Escrima/Eskrima and Kali are two common names for the weapon based martial arts of the Philippines, the third common name is Arnis.  The terms are somewhat unimportant as some instructors have switched the names of their art between these terms over time.  There are many arts as these are often tribal or family systems, some that have well developed curriculums that incorporate many different weapons and unarmed methodologies, others that are all about hitting you with a stick.  

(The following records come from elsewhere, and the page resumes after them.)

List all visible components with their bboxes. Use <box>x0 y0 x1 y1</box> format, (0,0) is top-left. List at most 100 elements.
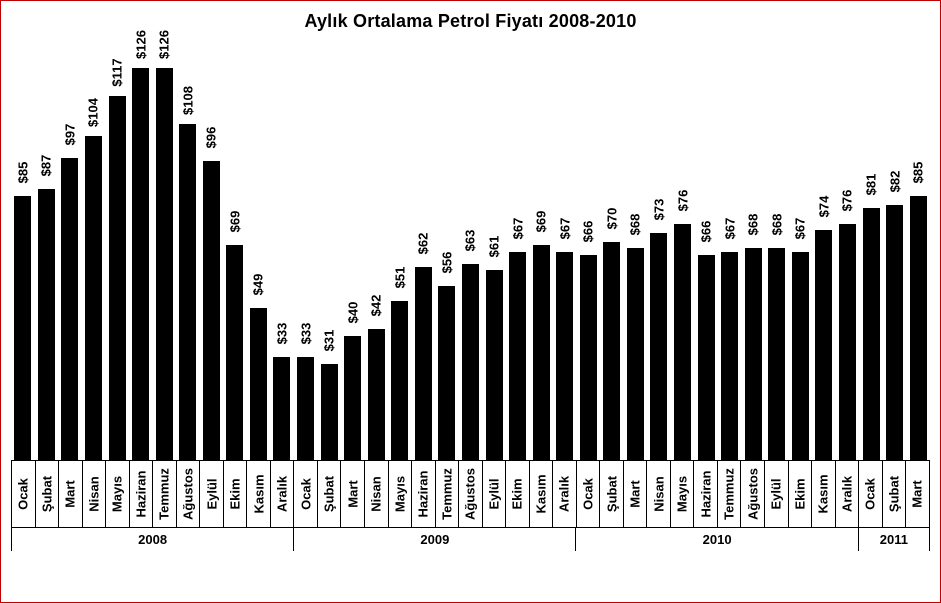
x-axis-month-label: Kasım <box>251 474 266 513</box>
x-axis-month-label: Ekim <box>510 478 525 509</box>
bar <box>132 68 149 460</box>
bar-value-label: $69 <box>534 211 549 233</box>
x-axis-month-cell: Mart <box>906 461 930 527</box>
bar <box>486 270 503 460</box>
bar <box>886 205 903 460</box>
x-axis-month-cell: Nisan <box>647 461 671 527</box>
bar-slot: $117 <box>105 96 129 460</box>
x-axis-month-cell: Ocak <box>859 461 883 527</box>
x-axis-month-cell: Temmuz <box>436 461 460 527</box>
x-axis-month-cell: Ağustos <box>177 461 201 527</box>
x-axis-month-cell: Mayıs <box>389 461 413 527</box>
x-axis-month-label: Aralık <box>839 476 854 512</box>
bar-slot: $82 <box>883 205 907 460</box>
bar <box>61 158 78 460</box>
bar-slot: $67 <box>789 252 813 460</box>
bar-slot: $76 <box>836 224 860 460</box>
bar-slot: $96 <box>200 161 224 460</box>
bar-slot: $126 <box>129 68 153 460</box>
bar-value-label: $87 <box>39 155 54 177</box>
x-axis-month-label: Mayıs <box>392 476 407 512</box>
bar <box>910 196 927 460</box>
bar-value-label: $108 <box>180 86 195 115</box>
bar-value-label: $85 <box>911 161 926 183</box>
bar <box>839 224 856 460</box>
bar-slot: $67 <box>506 252 530 460</box>
x-axis-month-label: Mayıs <box>675 476 690 512</box>
bar-value-label: $67 <box>510 217 525 239</box>
x-axis-month-cell: Haziran <box>130 461 154 527</box>
bar-slot: $56 <box>435 286 459 460</box>
bar-slot: $76 <box>671 224 695 460</box>
x-axis-month-cell: Aralık <box>271 461 295 527</box>
bar-value-label: $66 <box>581 220 596 242</box>
x-axis-month-cell: Temmuz <box>718 461 742 527</box>
bar <box>768 248 785 460</box>
bar <box>109 96 126 460</box>
x-axis-month-cell: Ekim <box>506 461 530 527</box>
bar <box>533 245 550 460</box>
bar <box>415 267 432 460</box>
x-axis-month-cell: Ağustos <box>741 461 765 527</box>
bar-slot: $51 <box>388 301 412 460</box>
x-axis-month-label: Haziran <box>416 471 431 518</box>
bar <box>321 364 338 460</box>
bar-value-label: $70 <box>604 208 619 230</box>
bar-slot: $68 <box>624 248 648 460</box>
x-axis-month-cell: Ekim <box>224 461 248 527</box>
bar-value-label: $74 <box>816 195 831 217</box>
x-axis-month-label: Ekim <box>228 478 243 509</box>
bar <box>273 357 290 460</box>
x-axis-year-cell: 2008 <box>11 528 294 551</box>
x-axis-month-label: Şubat <box>39 476 54 512</box>
x-axis-month-label: Haziran <box>133 471 148 518</box>
bar-slot: $61 <box>482 270 506 460</box>
x-axis-month-label: Mayıs <box>110 476 125 512</box>
x-axis-month-label: Mart <box>628 480 643 507</box>
x-axis-month-cell: Şubat <box>883 461 907 527</box>
x-axis-month-label: Ağustos <box>745 468 760 520</box>
x-axis-month-cell: Temmuz <box>153 461 177 527</box>
bar-value-label: $67 <box>722 217 737 239</box>
bar <box>815 230 832 460</box>
bar-value-label: $63 <box>463 230 478 252</box>
x-axis-month-label: Nisan <box>369 476 384 511</box>
bar-value-label: $85 <box>15 161 30 183</box>
x-axis-month-label: Ağustos <box>180 468 195 520</box>
bar <box>391 301 408 460</box>
bar-slot: $68 <box>765 248 789 460</box>
x-axis-years: 2008200920102011 <box>11 527 930 551</box>
bar-slot: $85 <box>906 196 930 460</box>
bar-value-label: $33 <box>274 323 289 345</box>
bar-slot: $70 <box>600 242 624 460</box>
bar-slot: $87 <box>35 189 59 460</box>
bar-value-label: $68 <box>769 214 784 236</box>
bar <box>203 161 220 460</box>
bar-slot: $63 <box>459 264 483 460</box>
bar <box>14 196 31 460</box>
x-axis-month-label: Eylül <box>204 478 219 509</box>
x-axis-month-label: Şubat <box>886 476 901 512</box>
x-axis-month-cell: Kasım <box>812 461 836 527</box>
x-axis-month-cell: Nisan <box>83 461 107 527</box>
x-axis-month-label: Nisan <box>651 476 666 511</box>
x-axis-month-cell: Haziran <box>412 461 436 527</box>
bar-slot: $33 <box>270 357 294 460</box>
bar-slot: $74 <box>812 230 836 460</box>
bar-value-label: $51 <box>392 267 407 289</box>
x-axis-month-cell: Mayıs <box>671 461 695 527</box>
chart-frame: Aylık Ortalama Petrol Fiyatı 2008-2010 $… <box>0 0 941 603</box>
x-axis-month-cell: Kasım <box>530 461 554 527</box>
x-axis-month-label: Ocak <box>863 478 878 510</box>
bar <box>250 308 267 460</box>
bar <box>297 357 314 460</box>
x-axis-month-label: Kasım <box>816 474 831 513</box>
x-axis-month-label: Temmuz <box>439 468 454 520</box>
bar <box>580 255 597 460</box>
x-axis-year-cell: 2011 <box>859 528 930 551</box>
x-axis-month-label: Ekim <box>792 478 807 509</box>
bar-value-label: $81 <box>864 174 879 196</box>
bar <box>156 68 173 460</box>
bar-slot: $66 <box>577 255 601 460</box>
bar-value-label: $97 <box>62 124 77 146</box>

The term "kali" has some controversy associated with it, with some people saying that it really didn't exist as a "style" term until the '50s. Regardless, of the etymology, "kali" is a now well known term associated with the Filipino Martial Arts.  Sayoc Kali is a system that heavily emphasizes use of the blade. They have a pretty extensive set of videos on youtube to get an idea of what they do, personally, I like what I have seen of their material though I have never had the opportunity in person.


----------



## geezer (Jul 14, 2010)

Xue Sheng said:


> I am going to admit right now I know little about Escrima, less about Kali and absolutely nothing about Sayoc Kali.
> 
> What is the difference?



Hey, Xue... What Blindside said. Also, some people get the wrong idea that Eskrima, Arnis and Kali refer to three different Filipino Martial Arts. _They don't._ There are hundreds of different FMAs and related arts, just as there are uncounted styles and substyles of CMA. But one man's _Eskrima_ for example, might be very close to another's _Arnis_ or _Kali_. Someone else might practice a system of _Eskrima_ with a similar name that is totally different. Or, a master may start out calling his system by one name such as _Arnis_ and then later decide to call it _Kali_. The terms themselves are as broadly applied as Kung-Fu, Wu-Shu, Chuan-fa (Mo-sut, Kuen-sut, Kuen-fa) in CMA. So instead of asking, _"Do you practice Eskrima or Kali?"_, you are better off asking _"What is your Eskrima, Kali or Arnis like?"._


----------